Usually when you talk about generating a texture on the GPU, you're not actually creating texture images and applying them like normal textures. The simpler and more common approach is to use Fragment shaders to procedurally calculate the colors of for each pixel in real time from scratch for every single frame.
The canonical example for this is to generate a Mandelbrot pattern on the surface of an object, say a teapot. The teapot is rendered with its polygons and texture coordinates by the application. At some stage of the rendering pipeline every pixel of the teapot passes through the fragment shader which is a small program sent to the GPU by the application. The fragment shader reads the 2D texture coordinates and calculates the Mandelbrot set color of the 2D coordinates and applies it to the pixel.
Fullscreen mode has nothing to do with it. You can use shaders and generate textures even if you're in window mode. As I mentioned, the textures you create never actually occupy space in the texture memory, they are created on the fly.
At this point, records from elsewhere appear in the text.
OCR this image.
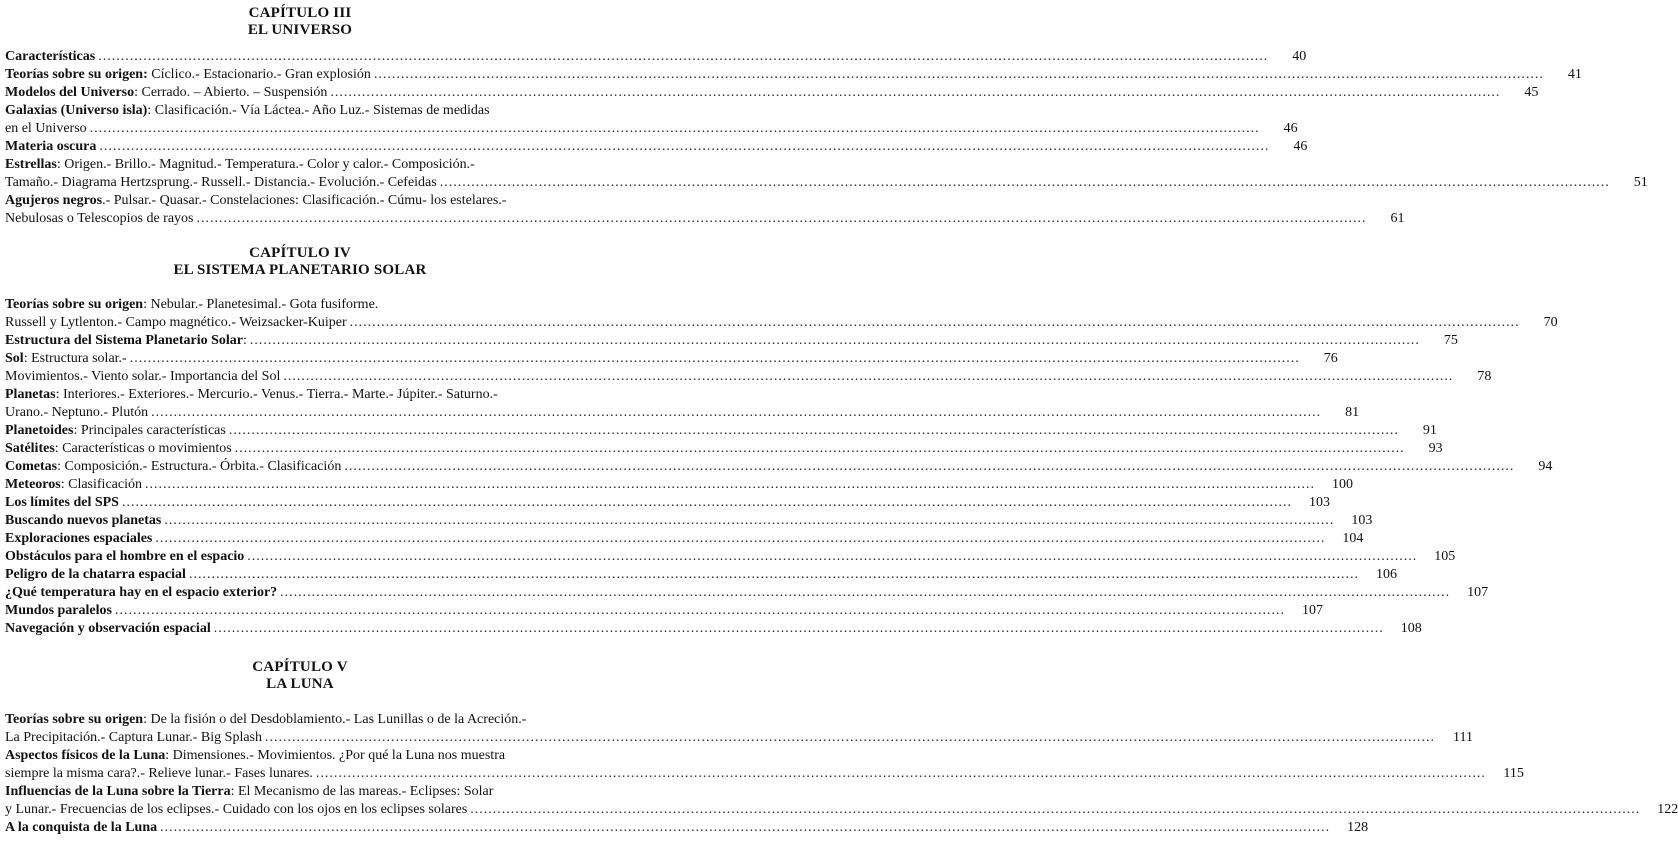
CAPÍTULO III
EL UNIVERSO
CAPÍTULO IV
EL SISTEMA PLANETARIO SOLAR
CAPÍTULO V
LA LUNA
Características .....	40
Teorías sobre su origen: Cíclico.- Estacionario.- Gran explosión .....	41
Modelos del Universo: Cerrado. – Abierto. – Suspensión .....	45
Galaxias (Universo isla): Clasificación.- Vía Láctea.- Año Luz.- Sistemas de medidas
en el Universo .....	46
Materia oscura .....	46
Estrellas: Origen.- Brillo.- Magnitud.- Temperatura.- Color y calor.- Composición.-
Tamaño.- Diagrama Hertzsprung.- Russell.- Distancia.- Evolución.- Cefeidas .....	51
Agujeros negros.- Pulsar.- Quasar.- Constelaciones: Clasificación.- Cúmu- los estelares.-
Nebulosas o Telescopios de rayos .....	61
Teorías sobre su origen: Nebular.- Planetesimal.- Gota fusiforme.
Russell y Lytlenton.- Campo magnético.- Weizsacker-Kuiper .....	70
Estructura del Sistema Planetario Solar: .....	75
Sol: Estructura solar.- .....	76
Movimientos.- Viento solar.- Importancia del Sol .....	78
Planetas: Interiores.- Exteriores.- Mercurio.- Venus.- Tierra.- Marte.- Júpiter.- Saturno.-
Urano.- Neptuno.- Plutón .....	81
Planetoides: Principales características .....	91
Satélites: Características o movimientos .....	93
Cometas: Composición.- Estructura.- Órbita.- Clasificación .....	94
Meteoros: Clasificación .....	100
Los límites del SPS .....	103
Buscando nuevos planetas .....	103
Exploraciones espaciales .....	104
Obstáculos para el hombre en el espacio .....	105
Peligro de la chatarra espacial .....	106
¿Qué temperatura hay en el espacio exterior? .....	107
Mundos paralelos .....	107
Navegación y observación espacial .....	108
Teorías sobre su origen: De la fisión o del Desdoblamiento.- Las Lunillas o de la Acreción.-
La Precipitación.- Captura Lunar.- Big Splash .....	111
Aspectos físicos de la Luna: Dimensiones.- Movimientos. ¿Por qué la Luna nos muestra
siempre la misma cara?.- Relieve lunar.- Fases lunares. .....	115
Influencias de la Luna sobre la Tierra: El Mecanismo de las mareas.- Eclipses: Solar
y Lunar.- Frecuencias de los eclipses.- Cuidado con los ojos en los eclipses solares .....	122
A la conquista de la Luna .....	128
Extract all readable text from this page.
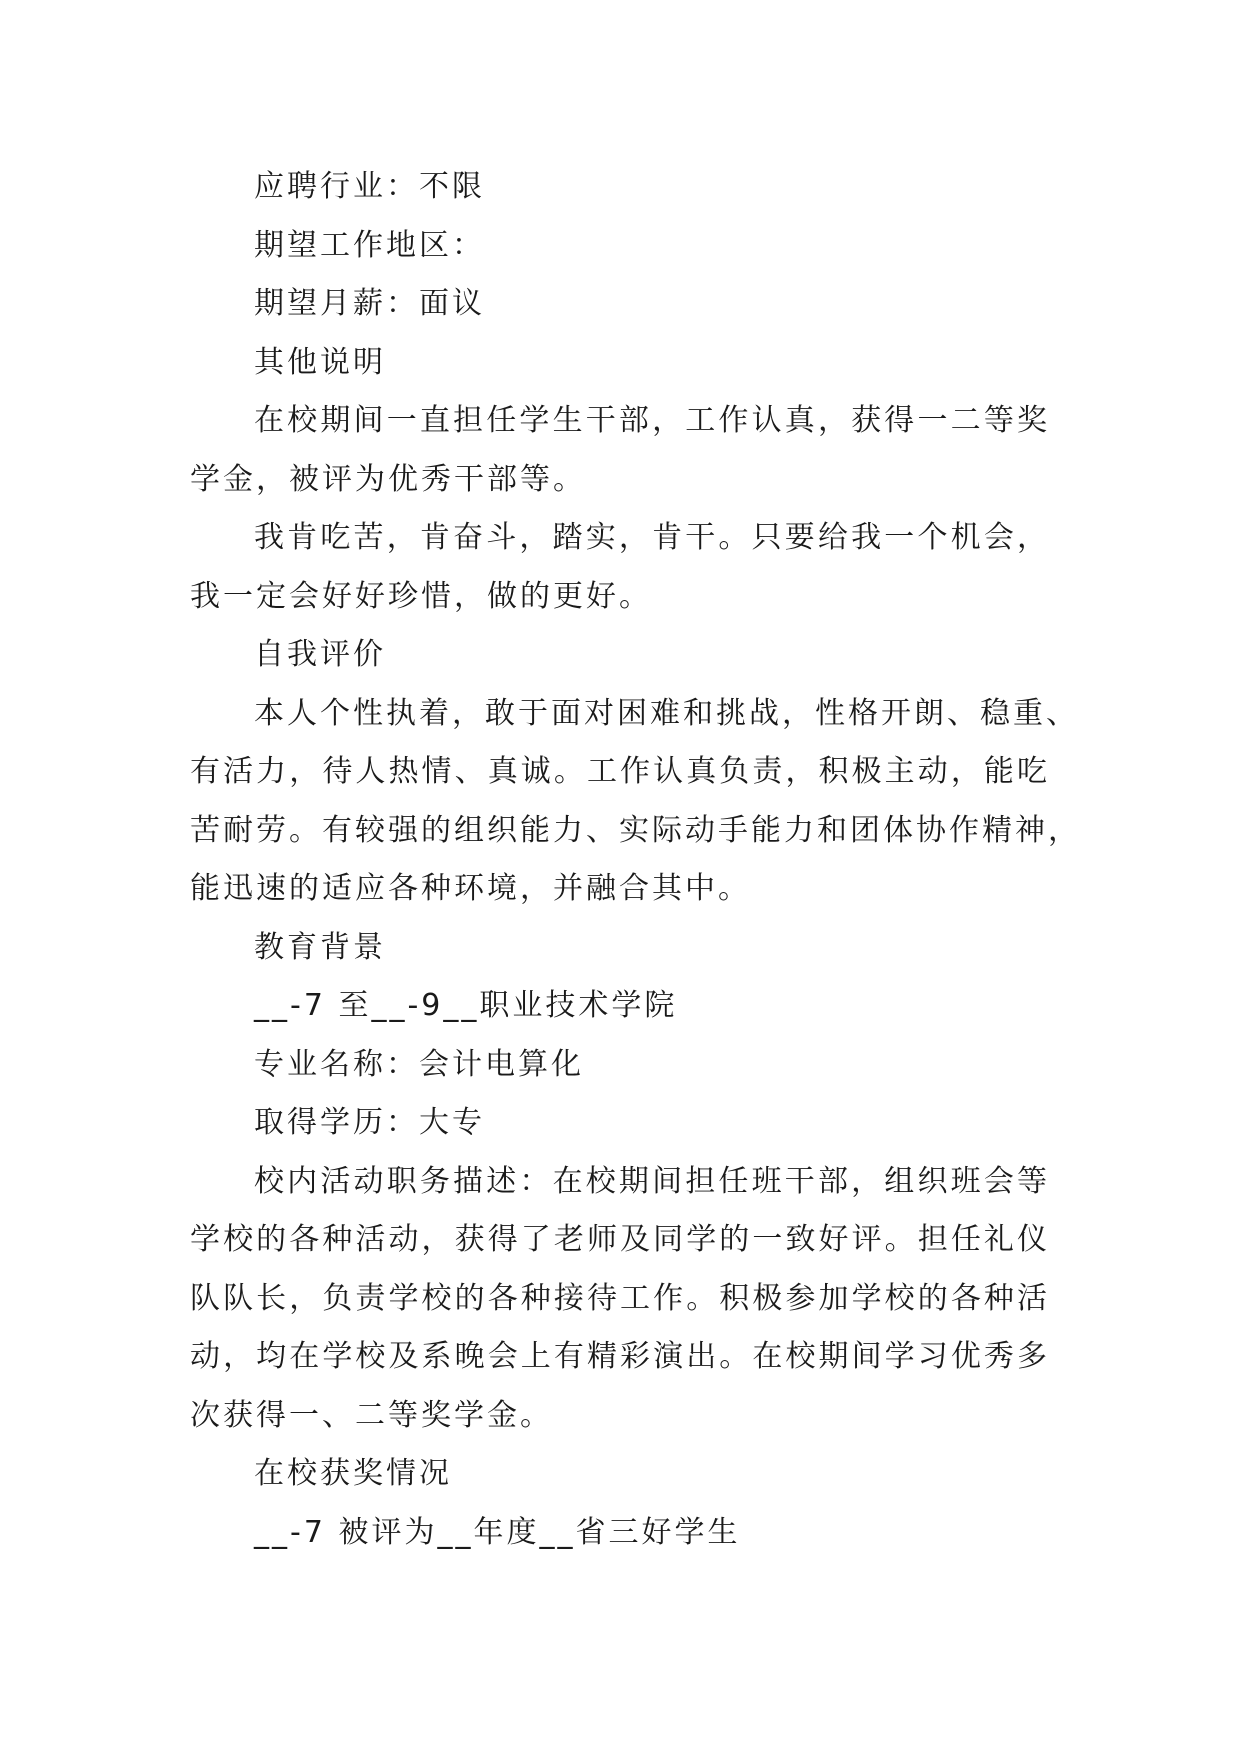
应聘行业：不限
期望工作地区：
期望月薪：面议
其他说明
在校期间一直担任学生干部，工作认真，获得一二等奖
学金，被评为优秀干部等。
我肯吃苦，肯奋斗，踏实，肯干。只要给我一个机会，
我一定会好好珍惜，做的更好。
自我评价
本人个性执着，敢于面对困难和挑战，性格开朗、稳重、
有活力，待人热情、真诚。工作认真负责，积极主动，能吃
苦耐劳。有较强的组织能力、实际动手能力和团体协作精神，
能迅速的适应各种环境，并融合其中。
教育背景
__-7 至__-9__职业技术学院
专业名称：会计电算化
取得学历：大专
校内活动职务描述：在校期间担任班干部，组织班会等
学校的各种活动，获得了老师及同学的一致好评。担任礼仪
队队长，负责学校的各种接待工作。积极参加学校的各种活
动，均在学校及系晚会上有精彩演出。在校期间学习优秀多
次获得一、二等奖学金。
在校获奖情况
__-7 被评为__年度__省三好学生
One could probably think of a way to capture and cache the generated texture but this can be somewhat complex and require multiple rendering passes.
You can learn more about it if you look up "GLSL" in google - the OpenGL shading language.
This somewhat dated tutorial shows how to create a simple fragment shader which draws the Mandelbrot set (page 4).
If you can get your hands on the book "OpenGL Shading Language, 2nd Edition", you'll find it contains a number of simple examples on generating sky, fire and wood textures with the help of an external 3D Perlin noise texture from the application.
To create a texture on GPU look into "render to texture" tutorials. There are two common methods: Binding a PBuffer context as texture, or using Frame Buffer Objects. PBuffer render to textures are the older method, and have the wider support. Frame Buffer Objects are easier to use.
Also you don't have to switch to "fullscreen" mode for OpenGL to be HW accelerated. In fact OpenGL doesn't know about windows at all. A fullscreen OpenGL window is just that: A toplvel window on top of all other windows with no decorations and the input focus grabed. Some drivers bypass window masking and clipping code, and employ a simpler, faster buffer swap method if the window with the active OpenGL context covers the whole screen, thus gaining a little performance, but with current hard- and software the effect is very small compared to other influences.